Short Sale, Foreclosure and Strategic Default


Thursday, April 30, 2009

Short sale vs foreclosure and credit

Tbe following is from a wall street journal article on foreclosure vs short sale.

Short Sale vs. Foreclosure -
So I asked Craig Watts, public affairs manager of Fair Isaac Corporation in San Francisco, to comment on your case. Fair Isaac is the company that created the FICO score, used by lenders to assess borrowers' creditworthiness.

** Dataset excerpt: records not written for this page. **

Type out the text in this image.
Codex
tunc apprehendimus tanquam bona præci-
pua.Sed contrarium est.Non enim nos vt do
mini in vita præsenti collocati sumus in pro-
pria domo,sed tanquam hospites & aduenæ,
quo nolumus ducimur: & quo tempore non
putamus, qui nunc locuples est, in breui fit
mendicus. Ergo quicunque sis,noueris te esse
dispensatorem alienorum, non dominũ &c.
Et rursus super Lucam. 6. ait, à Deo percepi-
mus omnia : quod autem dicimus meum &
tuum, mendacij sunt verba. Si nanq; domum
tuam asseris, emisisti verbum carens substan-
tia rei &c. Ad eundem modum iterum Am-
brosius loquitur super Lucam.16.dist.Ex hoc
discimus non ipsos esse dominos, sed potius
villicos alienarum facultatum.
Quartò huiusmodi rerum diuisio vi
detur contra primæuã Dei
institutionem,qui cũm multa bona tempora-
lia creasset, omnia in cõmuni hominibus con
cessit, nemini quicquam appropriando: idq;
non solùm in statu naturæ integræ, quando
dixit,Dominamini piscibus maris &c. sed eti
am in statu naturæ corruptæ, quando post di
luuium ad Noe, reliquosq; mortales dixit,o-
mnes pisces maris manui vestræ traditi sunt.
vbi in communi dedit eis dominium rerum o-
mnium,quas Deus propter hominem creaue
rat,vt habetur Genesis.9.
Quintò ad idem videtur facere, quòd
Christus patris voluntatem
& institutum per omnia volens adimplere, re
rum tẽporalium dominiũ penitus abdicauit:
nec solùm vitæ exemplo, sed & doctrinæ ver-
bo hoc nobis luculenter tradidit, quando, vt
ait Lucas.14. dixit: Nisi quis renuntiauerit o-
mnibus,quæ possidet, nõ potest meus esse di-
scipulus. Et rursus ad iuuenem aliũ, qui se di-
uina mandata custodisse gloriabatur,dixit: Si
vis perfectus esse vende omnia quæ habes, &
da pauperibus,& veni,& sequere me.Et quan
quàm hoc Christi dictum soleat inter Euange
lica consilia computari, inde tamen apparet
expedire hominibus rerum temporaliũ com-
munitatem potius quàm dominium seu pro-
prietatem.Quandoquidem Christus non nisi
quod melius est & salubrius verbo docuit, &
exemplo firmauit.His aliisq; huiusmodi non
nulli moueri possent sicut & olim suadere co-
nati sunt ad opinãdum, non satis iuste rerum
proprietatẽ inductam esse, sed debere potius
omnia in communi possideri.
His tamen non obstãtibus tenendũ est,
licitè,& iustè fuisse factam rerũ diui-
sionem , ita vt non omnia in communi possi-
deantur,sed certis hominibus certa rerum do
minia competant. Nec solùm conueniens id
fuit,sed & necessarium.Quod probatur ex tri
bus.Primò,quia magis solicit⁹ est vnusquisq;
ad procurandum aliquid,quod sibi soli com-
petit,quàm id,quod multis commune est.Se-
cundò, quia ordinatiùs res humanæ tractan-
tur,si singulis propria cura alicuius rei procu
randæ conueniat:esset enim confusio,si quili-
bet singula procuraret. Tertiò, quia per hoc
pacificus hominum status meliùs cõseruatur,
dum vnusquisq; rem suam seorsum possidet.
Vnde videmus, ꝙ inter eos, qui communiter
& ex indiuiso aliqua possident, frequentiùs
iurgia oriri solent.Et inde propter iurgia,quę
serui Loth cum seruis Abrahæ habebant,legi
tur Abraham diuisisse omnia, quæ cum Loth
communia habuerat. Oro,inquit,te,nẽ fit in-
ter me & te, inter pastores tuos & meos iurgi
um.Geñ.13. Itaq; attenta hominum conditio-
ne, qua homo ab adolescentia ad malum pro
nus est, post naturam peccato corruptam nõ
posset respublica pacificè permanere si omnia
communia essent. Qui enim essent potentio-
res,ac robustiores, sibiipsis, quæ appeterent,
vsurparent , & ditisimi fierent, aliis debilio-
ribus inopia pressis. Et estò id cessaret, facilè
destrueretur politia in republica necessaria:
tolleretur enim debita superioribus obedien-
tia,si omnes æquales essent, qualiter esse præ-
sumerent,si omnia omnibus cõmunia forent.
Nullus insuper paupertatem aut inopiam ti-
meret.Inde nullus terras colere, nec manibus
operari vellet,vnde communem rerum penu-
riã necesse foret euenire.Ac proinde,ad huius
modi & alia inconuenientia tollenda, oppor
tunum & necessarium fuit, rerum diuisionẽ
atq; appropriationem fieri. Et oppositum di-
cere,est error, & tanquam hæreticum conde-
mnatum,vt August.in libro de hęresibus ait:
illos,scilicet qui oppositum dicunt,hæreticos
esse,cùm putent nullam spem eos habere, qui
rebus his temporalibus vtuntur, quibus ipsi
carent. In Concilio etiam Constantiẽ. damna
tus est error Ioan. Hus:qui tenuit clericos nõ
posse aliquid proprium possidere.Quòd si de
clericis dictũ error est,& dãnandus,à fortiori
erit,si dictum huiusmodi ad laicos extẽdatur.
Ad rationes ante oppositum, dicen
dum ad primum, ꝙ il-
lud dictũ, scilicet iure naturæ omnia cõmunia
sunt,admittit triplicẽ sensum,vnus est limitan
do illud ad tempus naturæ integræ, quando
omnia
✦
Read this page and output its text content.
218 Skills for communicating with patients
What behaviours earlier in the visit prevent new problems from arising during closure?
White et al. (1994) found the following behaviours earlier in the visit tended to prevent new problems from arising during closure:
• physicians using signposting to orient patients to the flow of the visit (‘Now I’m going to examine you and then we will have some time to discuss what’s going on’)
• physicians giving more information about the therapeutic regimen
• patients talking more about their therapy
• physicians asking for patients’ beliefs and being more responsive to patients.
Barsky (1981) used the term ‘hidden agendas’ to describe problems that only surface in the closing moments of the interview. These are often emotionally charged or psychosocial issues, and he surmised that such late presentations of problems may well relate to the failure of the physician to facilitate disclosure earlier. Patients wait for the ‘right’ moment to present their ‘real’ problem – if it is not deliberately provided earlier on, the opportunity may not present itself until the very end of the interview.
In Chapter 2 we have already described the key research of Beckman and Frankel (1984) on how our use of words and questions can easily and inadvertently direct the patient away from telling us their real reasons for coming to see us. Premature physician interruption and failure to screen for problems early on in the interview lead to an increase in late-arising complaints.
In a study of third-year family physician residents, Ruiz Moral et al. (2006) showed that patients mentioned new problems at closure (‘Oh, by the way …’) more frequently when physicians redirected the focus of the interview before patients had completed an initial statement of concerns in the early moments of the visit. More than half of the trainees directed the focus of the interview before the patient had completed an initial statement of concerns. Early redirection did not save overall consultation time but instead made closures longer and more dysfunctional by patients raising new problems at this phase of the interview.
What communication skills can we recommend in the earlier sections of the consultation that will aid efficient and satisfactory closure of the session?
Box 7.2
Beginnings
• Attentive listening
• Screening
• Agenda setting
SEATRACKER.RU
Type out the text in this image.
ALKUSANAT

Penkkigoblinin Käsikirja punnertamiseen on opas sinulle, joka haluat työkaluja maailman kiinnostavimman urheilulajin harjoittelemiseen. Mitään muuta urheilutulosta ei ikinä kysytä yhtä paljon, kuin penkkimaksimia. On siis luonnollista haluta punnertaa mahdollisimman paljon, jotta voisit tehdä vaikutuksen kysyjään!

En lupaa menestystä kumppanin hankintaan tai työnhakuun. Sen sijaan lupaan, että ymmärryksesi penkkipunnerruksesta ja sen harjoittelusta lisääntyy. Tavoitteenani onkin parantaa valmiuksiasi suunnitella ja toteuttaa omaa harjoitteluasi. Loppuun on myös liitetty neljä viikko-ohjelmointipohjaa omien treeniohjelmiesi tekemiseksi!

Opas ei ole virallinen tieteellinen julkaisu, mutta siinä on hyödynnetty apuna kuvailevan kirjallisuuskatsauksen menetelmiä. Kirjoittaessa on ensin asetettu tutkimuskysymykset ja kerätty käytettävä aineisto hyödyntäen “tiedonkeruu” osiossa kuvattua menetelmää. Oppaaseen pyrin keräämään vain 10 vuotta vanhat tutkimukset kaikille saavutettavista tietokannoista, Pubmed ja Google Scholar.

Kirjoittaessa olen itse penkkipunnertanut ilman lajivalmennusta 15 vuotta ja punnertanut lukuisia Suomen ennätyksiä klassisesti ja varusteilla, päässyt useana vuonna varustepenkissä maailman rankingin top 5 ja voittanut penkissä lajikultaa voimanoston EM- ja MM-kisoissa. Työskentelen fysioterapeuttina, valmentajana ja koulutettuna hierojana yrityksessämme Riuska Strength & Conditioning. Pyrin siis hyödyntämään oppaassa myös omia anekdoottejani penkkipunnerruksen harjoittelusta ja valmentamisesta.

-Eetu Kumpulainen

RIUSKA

Mr. Watts said that the company assesses every negative on a credit report by three factors: recency (how recently did the negative event occur), severity (how late is the payment) and frequency (how many times you've been reported delinquent on credit obligations).
[image] Getty Images

A recent bankruptcy does the most damage to your score. Mr. Watts adds that if lenders are reporting all of your mortgages as in default, the damage to your FICO score would be akin to declaring bankruptcy on all 12 accounts. For more information on credit scores and how they are calculated, visit the "credit education center" at

Although a short sale, where the lender agrees to take less than owed on the mortgage, will drop your FICO score as much as a foreclosure will, there is one advantage to it: You may be eligible to buy a home with an institutional loan backed by Fannie Mae or Freddie Mac more quickly than you would if it went into foreclosure.

Lenders encourage short sales over foreclosures because they generally net more from them, since foreclosures incur additional marketing, legal, processing and carrying costs. (For details, see Fannie Mae's announcement 0-82.) Borrowers can be considered for loans following a short sale aftter 24 months, if the sale was caused by extenuating circumstances outside of a borrowers' control, or 48 months if it was the result of financial mismanagement on the borrower's part, according to Freddie Mac public relations director Brad German.

As for your tax situation: because of the Mortgage Forgiveness Debt Relief Act of 2007 and the recently passed Emergency Economic Stabilization Act, you can exclude up to $2 million of income ($1 million if married filing separately) from debt that's discharged through mortgage restructuring, or that's forgiven in connection with foreclosure, for the years 2007 through 2012. The exclusion must be connected with a decline in the home's value or the taxpayer's financial condition, and only applies to a principal residence, not investment properties. You can claim relief on your principal residence through IRS form 982. However, Mike Martin, a financial consultant and tax advisor in Independence, Mo., notes that there may be other provisions in the law that can help you: For instance, if you are insolvent when your debt is cancelled, some or all of that debt may not be taxable.

Given the complexity of your situation, please don't try to resolve this situation on your own: Seek professional tax and legal advice.